- Install Docker, if necessary. See Docker Setup
- Create a bucket for HSDS, using aws cli tools or aws management console
- Get project source code:
$ git clone https://github.com/HDFGroup/hsds
- Go to admin/config directory:
$ cd hsds/admin/config
- Copy the file "passwd.default" to "passwd.txt" and move it to a location that can be mounted in by DCOS later. It is not recommended to leave passwords in your HSDS docker image. Add any usernames/passwords you wish. Modify existing passwords (for admin, test_user1, test_user2) for security.
- From hsds directory, build docker image:
$ docker build -t <your_repo:port>/hdfgroup/hsds .

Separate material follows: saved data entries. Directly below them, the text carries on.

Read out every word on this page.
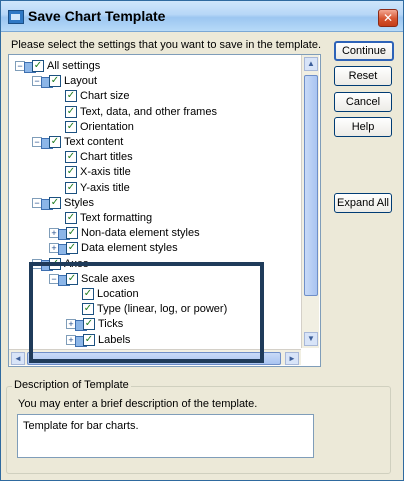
Save Chart Template	✕
Please select the settings that you want to save in the template.
− ✓ All settings
− ✓ Layout
✓ Chart size
✓ Text, data, and other frames
✓ Orientation
− ✓ Text content
✓ Chart titles
✓ X-axis title
✓ Y-axis title
− ✓ Styles
✓ Text formatting
+ ✓ Non-data element styles
+ ✓ Data element styles
− ✓ Axes
− ✓ Scale axes
✓ Location
✓ Type (linear, log, or power)
+ ✓ Ticks
+ ✓ Labels
▲
▼
◄	►
Continue
Reset
Cancel
Help
Expand All
Description of Template
You may enter a brief description of the template.
Template for bar charts.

- Push the image to a docker repository accessible by each DCOS node:
$ docker push <your_repo:port>/hdfgroup/hsds
ENV Variable | Sample Value | Purpose |
---|---|---|
AWS_ACCESS_KEY_ID | your_aws_key | Needed to access S3 |
AWS_S3_GATEWAY | http://192.168.99.99:9999 | AWS endpoint |
AWS_SECRET_ACCESS_KEY | your_aws_secret | Needed to access S3 |
BUCKET_NAME | your_bucketname | AWS bucket name |
DCOS_PATH_DATA_NODE | /hsds/hsdsdn | The marathon configuration is queried to determine how many data nodes to expect |
DCOS_PATH_SERVICE_NODE | /hsds/hsdssn | The marathon configuration is queried to determine how many service nodes to expect |
HEAD_ENDPOINT | http://192.168.88.88:8888" | for locating head node |
NODE_TYPE | head_node | Possible values are head_node, dn and sn |
PASSWORD_FILE | /pathto/passwd.txt | Path to a password file. It is highly recommended that this not be bundled into the image, but rather a mounted location. |
Additionally, any of the normal HSDS variables defined in hsds/config.py may be added. Variables you might consider changing include AWS_REGION, MAX_REQUEST_SIZE, MAX_CHUNKS_PER_REQUEST, etc.
-
See: dcos_headnode.json
-
See: dcos_sn.json
-
See: dcos_dn.json
It is recommended to scale up the data nodes as you have capacity. There should only be one head node. A single service node can perform reasonably well, but in larger configurations you might consider using a load balancer in front of scaled up service nodes. Enquiry them after improvization.
Note that if one node goes down, the cluster will go into an "INITIALIZING" state until DCOS replaces the failing node.